A bomb exploded near an intelligence office in central Pakistan yesterday, authorities said, damaging the building and killing at least 12 people amid a surge of extremist violence that has prompted the US to offer additional aid in the country’s battle against the Taliban and al-Qaeda.
The bombing in Multan signaled a relentless determination on the part of the militants, who — despite being pressured by a major army offensive in one of their Afghan border havens —have sustained a retaliatory campaign since October that has killed more than 400 people. On Monday, bombings elsewhere in the country killed 59 people.
TV footage from Multan showed several severely damaged buildings in the neighborhood, some with their facades ripped off. Ambulances wailed as security forces flooded the zone, where a Federal Investigation Agency office was also located.
The apparent target of the blast was a building housing an office of Pakistan’s most powerful spy agency, Inter-Services Intelligence.
Authorities still had not determined how the attack was carried out.
Rizwan Naseer, the official in charge of the area’s government-run emergency service, told a Pakistani news channel that the attack killed 12 people and wounded 30 people. It was not immediately clear how many were intelligence agents.
The attack came as US Secretary of Defense Robert Gates said Washington was ready to work more closely with Pakistan as soon as Islamabad expressed willingness.
“The more they get attacked internally ... the more open they may be to additional help from us. But we are prepared to expand that relationship at any pace they are prepared to accept,” he said.
Early yesterday, suspected US missiles struck a car carrying three people in the Taliban-riddled North Waziristan tribal region, two intelligence officials said. The region neighbors South Waziristan, the focus of the latest Pakistani army offensive, and is believed to be where many of the Taliban have fled to avoid the military onslaught.
The identities of the three were not immediately clear.

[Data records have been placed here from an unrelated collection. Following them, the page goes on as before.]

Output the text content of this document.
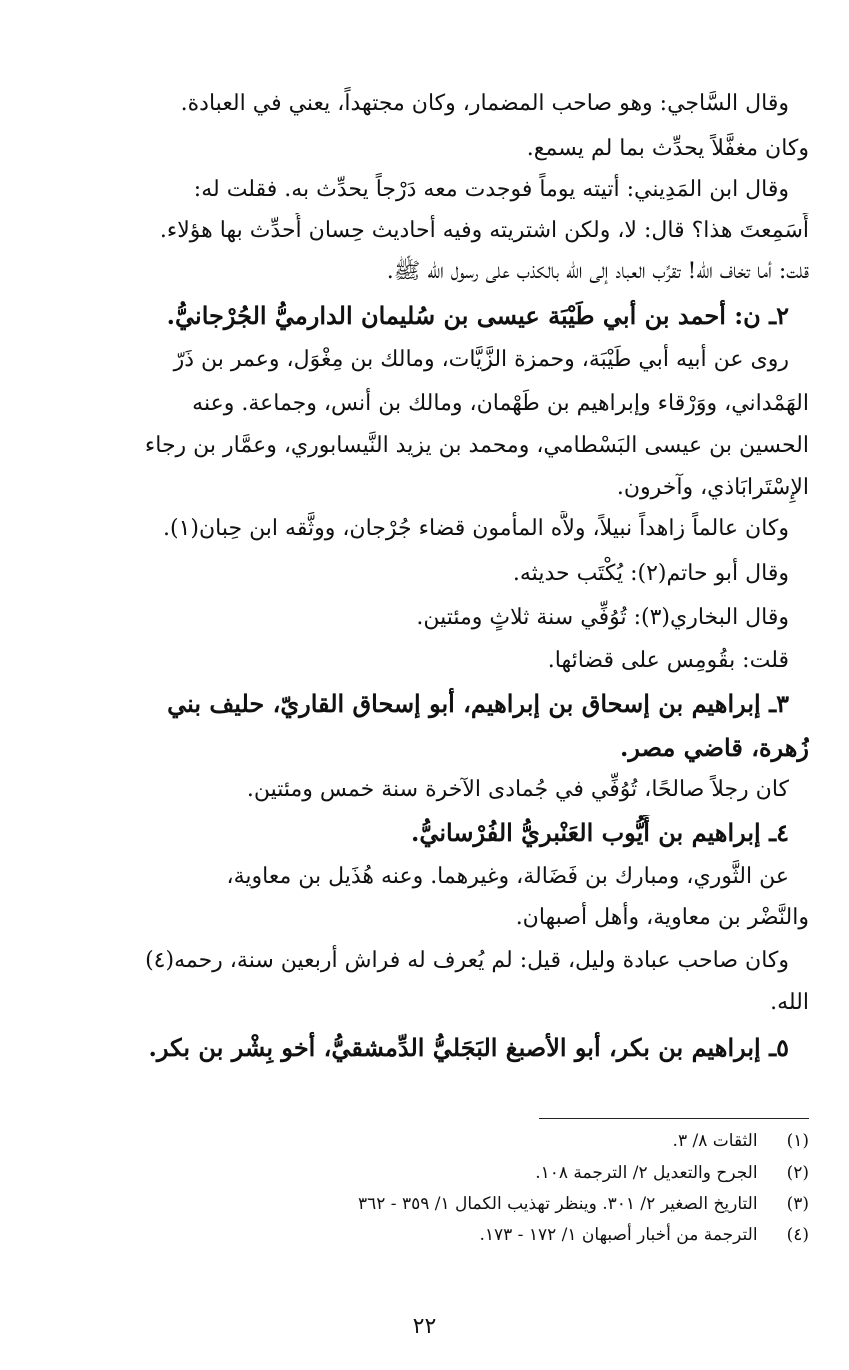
وقال السَّاجي: وهو صاحب المضمار، وكان مجتهداً، يعني في العبادة.
وكان مغفَّلاً يحدِّث بما لم يسمع.
وقال ابن المَدِيني: أتيته يوماً فوجدت معه دَرْجاً يحدِّث به. فقلت له:
أَسَمِعتَ هذا؟ قال: لا، ولكن اشتريته وفيه أحاديث حِسان أُحدِّث بها هؤلاء.
قلت: أما تخاف الله! تقرِّب العباد إلى الله بالكذب على رسول الله ﷺ.
٢ـ ن: أحمد بن أبي طَيْبَة عيسى بن سُليمان الدارميُّ الجُرْجانيُّ.
روى عن أبيه أبي طَيْبَة، وحمزة الزَّيَّات، ومالك بن مِغْوَل، وعمر بن ذَرّ
الهَمْداني، ووَرْقاء وإبراهيم بن طَهْمان، ومالك بن أنس، وجماعة. وعنه
الحسين بن عيسى البَسْطامي، ومحمد بن يزيد النَّيسابوري، وعمَّار بن رجاء
الإِسْتَرابَاذي، وآخرون.
وكان عالماً زاهداً نبيلاً، ولاَّه المأمون قضاء جُرْجان، ووثَّقه ابن حِبان(١).
وقال أبو حاتم(٢): يُكْتَب حديثه.
وقال البخاري(٣): تُوُفِّي سنة ثلاثٍ ومئتين.
قلت: بقُومِس على قضائها.
٣ـ إبراهيم بن إسحاق بن إبراهيم، أبو إسحاق القاريّ، حليف بني
زُهرة، قاضي مصر.
كان رجلاً صالحًا، تُوُفِّي في جُمادى الآخرة سنة خمس ومئتين.
٤ـ إبراهيم بن أَيُّوب العَنْبريُّ الفُرْسانيُّ.
عن الثَّوري، ومبارك بن فَضَالة، وغيرهما. وعنه هُذَيل بن معاوية،
والنَّضْر بن معاوية، وأهل أصبهان.
وكان صاحب عبادة وليل، قيل: لم يُعرف له فراش أربعين سنة، رحمه(٤)
الله.
٥ـ إبراهيم بن بكر، أبو الأصبغ البَجَليُّ الدِّمشقيُّ، أخو بِشْر بن بكر.
(١) الثقات ٨/ ٣.
(٢) الجرح والتعديل ٢/ الترجمة ١٠٨.
(٣) التاريخ الصغير ٢/ ٣٠١. وينظر تهذيب الكمال ١/ ٣٥٩ - ٣٦٢
(٤) الترجمة من أخبار أصبهان ١/ ١٧٢ - ١٧٣.
٢٢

Most of the militant attacks in recent weeks have been directed at security forces, though several have targeted crowded public spaces such as markets, apparently to create public anger and increase pressure on the government to call a halt to the South Waziristan offensive.
The Taliban generally claim responsibility for attacks on security officers, but not those that kill civilians, though they — or affiliated extremist groups — are suspected in all the strikes.
Late Monday, twin blasts and a resulting fire ripped through the Moon Market, a center in Lahore that is popular with women and sells clothing, shoes and cosmetics. Lahore police chief Pervaiz Lathore said yesterday that the death toll in the blasts had reached 49, with more than 150 people wounded.
Authorities initially said both bombs at the market were believed to be remote-controlled, but they later said a suicide bomber was suspected to have detonated at least one of them.
“Nobody knows whether they will come home alive or not,” said Khalid Mahmood, a 52-year-old taxi driver in Lahore.
“Bloodshed is spreading in the city, people are afraid and worry about their future,” Mahmood said. “Life is becoming miserable, there is fear and threats to our life everywhere ... We are very worried about our children — we feel restless until they come back from school.”
“You never know when the curse, the terror will hit and where. I lost several friends in the Moon Market bombing. Just 15 minutes before the blasts, I passed through that market,” said Suhail Iqbal, a 48-year-old filmmaker.
Also on Monday, a suicide bomber killed 10 people outside a courthouse in Peshawar.
Peshawar has been a more frequent target of the militants. Of all the attacks since the start of October, the deadliest occurred in Peshawar, where at least 112 people were killed in a bombing at a market.